Le président de la BAD invite l’Afrique à miser davantage sur ses talents

Le président du Groupe de la Banque africaine de développement (BAD), Donald Kaberuka, a exhorté les chercheurs, les décideurs politiques, les scientifiques et les économistes à intensifier leurs recherches autour de solutions adaptées à l’Afrique, estimant que cela est nécessaire pour que les progrès économiques actuels puissent être soutenus sur le long terme.

S’adressant à la communauté scientifique africaine au cours de la conférence économique africaine qui est tenue ce week-end à Addis-Abeba, il a déclaré que l’Afrique pourrait réaliser son rêve si elle misait plus sur le développement de ses talents plutôt que sur un sous-sol richement doté qui ne suffit guère à donner au continent la croissance et la prospérité pour lesquelles il se bat.

«L’Afrique peut réaliser son rêve, mais pour le réaliser pleinement elle aura bien plus besoin des talents africains que de sa géologie. Un sous-sol richement doté constitue de toute évidence un avantage capital, mais ce n’est pas suffisant. Inversement, un pays sans ressources naturelles n’est pas condamné à la pauvreté et à la dépendance», a martelé M. Kaberuka.

«Ni l’Inde, ni la Chine ne disposaient d’un sous-sol particulièrement riche, mais ce sont là deux pays où règnent la paix et la stabilité, qui peuvent compter sur une population très fortement qualifiée et qui ont mis la science et la technologie au centre de leurs priorités pour dépasser la pauvreté», a- t-il ajouté.

Selon le président du Groupe de la BAD, le temps est venu de se remobiliser pour développer les talents africains.

La paix, un préalable nécessaire au retour des élites

A ce propos, M. Kaberuka a mis l’accent sur l’importance de la paix et de la stabilité dans les efforts de développement du continent, affirmant que l’Afrique pourrait devenir la prochaine frontière du développement pour peu que la paix et la sécurité, deux préalables à l’épanouissement du talent africain, y prévalent.

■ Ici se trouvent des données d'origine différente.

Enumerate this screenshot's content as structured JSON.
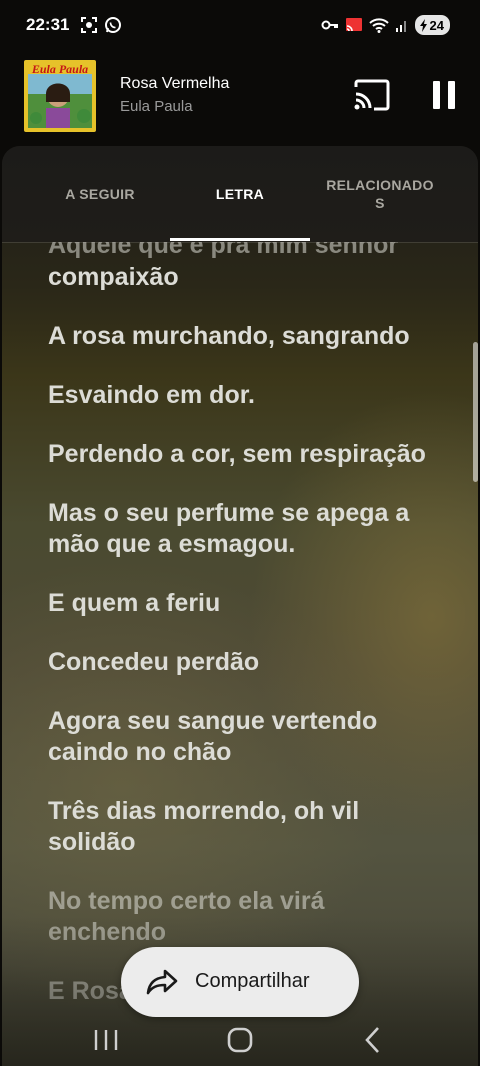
{
  "status_bar": {
    "time": "22:31",
    "battery_level": "24",
    "left_icons": [
      "screenshot-icon",
      "whatsapp-icon"
    ],
    "right_icons": [
      "vpn-key-icon",
      "cast-icon",
      "wifi-icon",
      "signal-icon",
      "battery-icon"
    ]
  },
  "player": {
    "cover_text": "Eula Paula",
    "title": "Rosa Vermelha",
    "artist": "Eula Paula",
    "is_playing": true
  },
  "tabs": [
    {
      "label": "A SEGUIR",
      "active": false
    },
    {
      "label": "LETRA",
      "active": true
    },
    {
      "label": "RELACIONADO\nS",
      "active": false
    }
  ],
  "lyrics": {
    "partial_top": "Aquele que é pra mim senhor",
    "lines": [
      "compaixão",
      "A rosa murchando, sangrando",
      "Esvaindo em dor.",
      "Perdendo a cor, sem respiração",
      "Mas o seu perfume se apega a mão que a esmagou.",
      "E quem a feriu",
      "Concedeu perdão",
      "Agora seu sangue vertendo caindo no chão",
      "Três dias morrendo, oh vil solidão",
      "No tempo certo ela virá enchendo",
      "E Rosa Vermelha de novo"
    ]
  },
  "share_button": {
    "label": "Compartilhar"
  },
  "colors": {
    "accent": "#ffffff",
    "inactive_tab": "#a9a7a0",
    "share_bg": "#ececec"
  }
}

Aussi la BAD est-elle sur le point de définir une nouvelle politique sectorielle lui permettant d’aider les institutions d’enseignement supérieur du continent à adopter la science et la technologie comme domaines prioritaires, a signalé M. Kaberuka qui a déploré au passage la détérioration des universités africaines au cours des dernières décennies.

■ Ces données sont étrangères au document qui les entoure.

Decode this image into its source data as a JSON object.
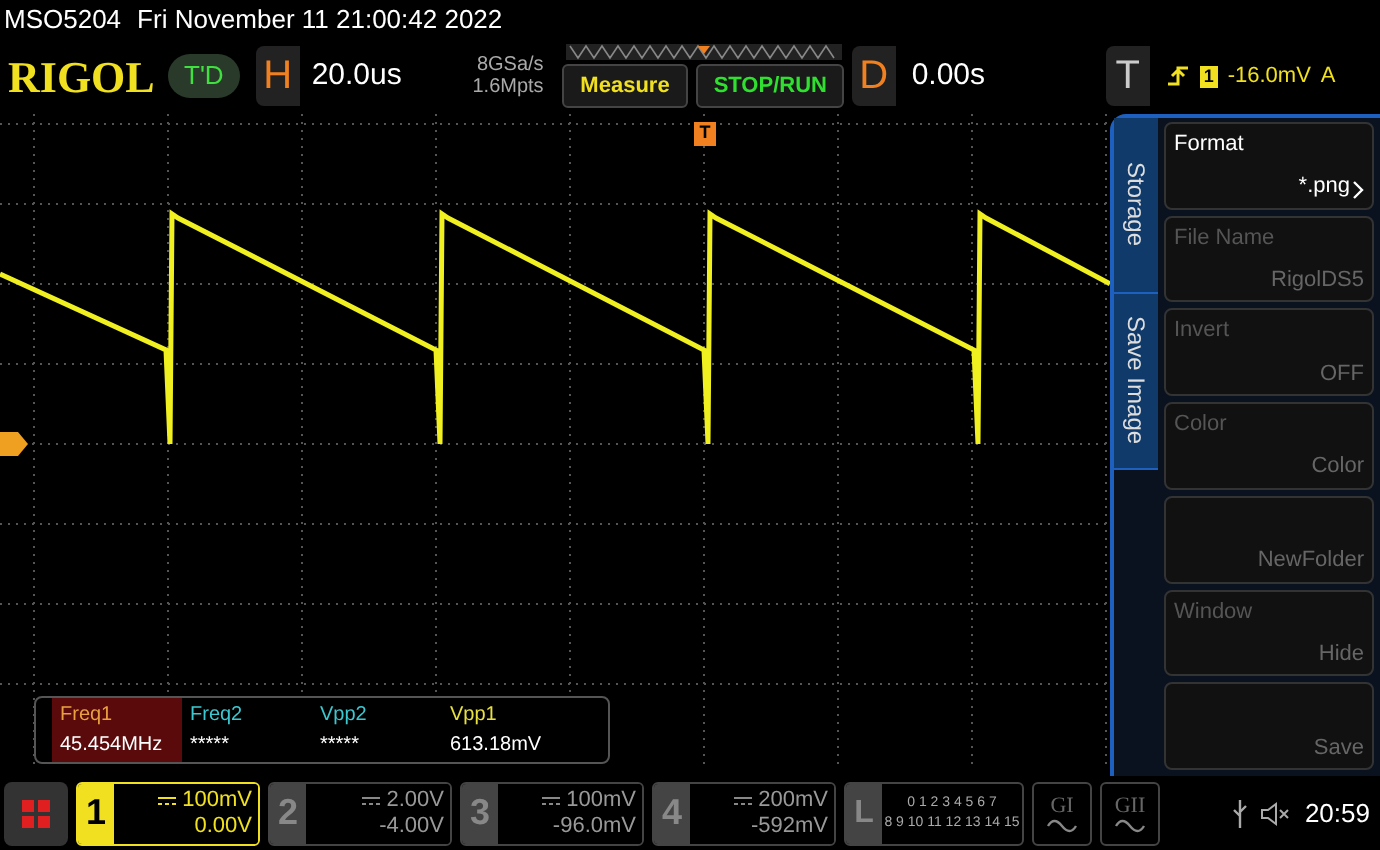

«Si dans les années 1950 certaines universités africaines figuraient dans le cercle des meilleurs établissements mondiaux, ce n’est guère plus le cas aujourd’hui, l’intelligentsia africaine étant du coup contrainte à se former à l’étranger où il est fréquent qu’elle reste», a déploré le président Kaberuka.

Qualifiant les perspectives économiques africaines de «prometteuses pour l’année à venir, sauf catastrophe interne ou extérieure», le président du Groupe de la BAD a invité les Africains à faire preuve de circonspection malgré le boom des ressources naturelles dans le continent.

«La fébrilité ambiante ne doit pas nous faire perdre le sens de la retenue et de la réflexion», a-t-il mis en garde, faisant remarquer que ce n’est pas la première fois que les économies africaines bénéficient d’une croissance tirée après l’envolée des cours des matières premières.

Citant l’expérience des années 1970, M. Kaberuka a attiré l’attention du continent sur «les risques d’accident à l’échelle de l’économie mondiale» toujours présents et dont les effets, du moins après leur impact immédiat, finiraient par toucher l’Afrique».